In my role as an assistant residency director at a large Level I Trauma Center for emergency medicine residents, I am witnessing firsthand the imbalance between burnout and wellness amongst our trainees. As we strive to intervene and optimize training conditions, we must first better identify the complex elements that lead our doctors down a path toward emotional exhaustion and depersonalization. Since graduating residency, I have had the unfathomable experience of having a former co-resident commit suicide and have witnessed several other colleagues contemplate a premature exit from medicine.

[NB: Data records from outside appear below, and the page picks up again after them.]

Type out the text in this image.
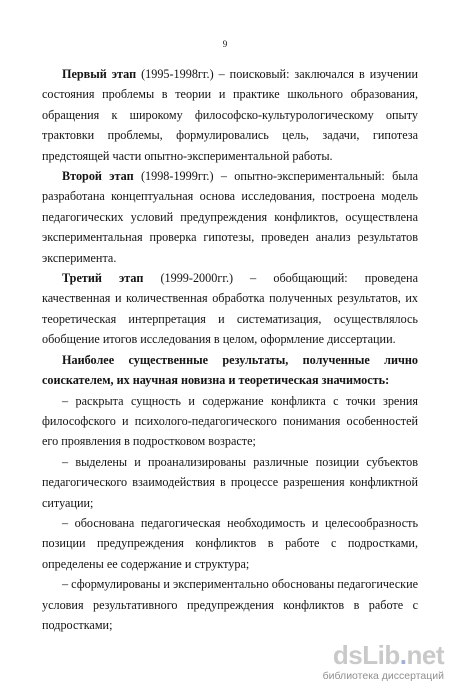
9

Первый этап (1995-1998гг.) – поисковый: заключался в изучении состояния проблемы в теории и практике школьного образования, обращения к широкому философско-культурологическому опыту трактовки проблемы, формулировались цель, задачи, гипотеза предстоящей части опытно-экспериментальной работы.

Второй этап (1998-1999гг.) – опытно-экспериментальный: была разработана концептуальная основа исследования, построена модель педагогических условий предупреждения конфликтов, осуществлена экспериментальная проверка гипотезы, проведен анализ результатов эксперимента.

Третий этап (1999-2000гг.) – обобщающий: проведена качественная и количественная обработка полученных результатов, их теоретическая интерпретация и систематизация, осуществлялось обобщение итогов исследования в целом, оформление диссертации.

Наиболее существенные результаты, полученные лично соискателем, их научная новизна и теоретическая значимость:

– раскрыта сущность и содержание конфликта с точки зрения философского и психолого-педагогического понимания особенностей его проявления в подростковом возрасте;

– выделены и проанализированы различные позиции субъектов педагогического взаимодействия в процессе разрешения конфликтной ситуации;

– обоснована педагогическая необходимость и целесообразность позиции предупреждения конфликтов в работе с подростками, определены ее содержание и структура;

– сформулированы и экспериментально обоснованы педагогические условия результативного предупреждения конфликтов в работе с подростками;

dsLib.net
библиотека диссертаций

Many physicians enter the field with aspirations of connecting with patients and providing valuable medical care. However, doctors are facing a modern health care environment that values efficiency over the doctor–patient relationship, metrics over quality of care, and bottom-line profits over physician wellness. It makes sense that under these conditions U.S. physicians are suffering more burnout than other American workers. What can leaders in the medical field do to combat this epidemic? I strongly believe that a national movement is necessary to address wellness and burnout early in training. Residency programs are well positioned to spearhead this effort during the earliest stages of a physician’s career.
Leaders in residency training programs can begin immediately by performing a local needs assessment amongst their respective physicians. By identifying the degree of burnout and associated local stressors, programs can begin to develop targeted education and strategies to promote physician wellness.2 In addition to identifying local issues, institutions nationwide have a great opportunity to collaborate in creating standardized interventions common to all residents and physicians. Ultimately, joint research projects and innovative approaches in wellness education and burnout prevention can flourish and guide us toward developing best practices.
For the sake of our current and future physicians, the time has come for leaders in medical education and their governing bodies to mobilize and join the fight against physician burnout.
Ramin R. Tabatabai, MD
Assistant professor of clinical emergency medicine, Keck School of Medicine of USC, and assistant program director, LAC+USC Emergency Medicine Residency, Los Angeles, California; email@example.com.
1. Jennings ML, Slavin SJ. Resident wellness matters: Optimizing resident education and wellness through the learning environment. Acad Med. 2015;90:12461250.
2. Lefebvre DC. Perspective: Resident physician wellness: A new hope. Acad Med. 2012;87:598602.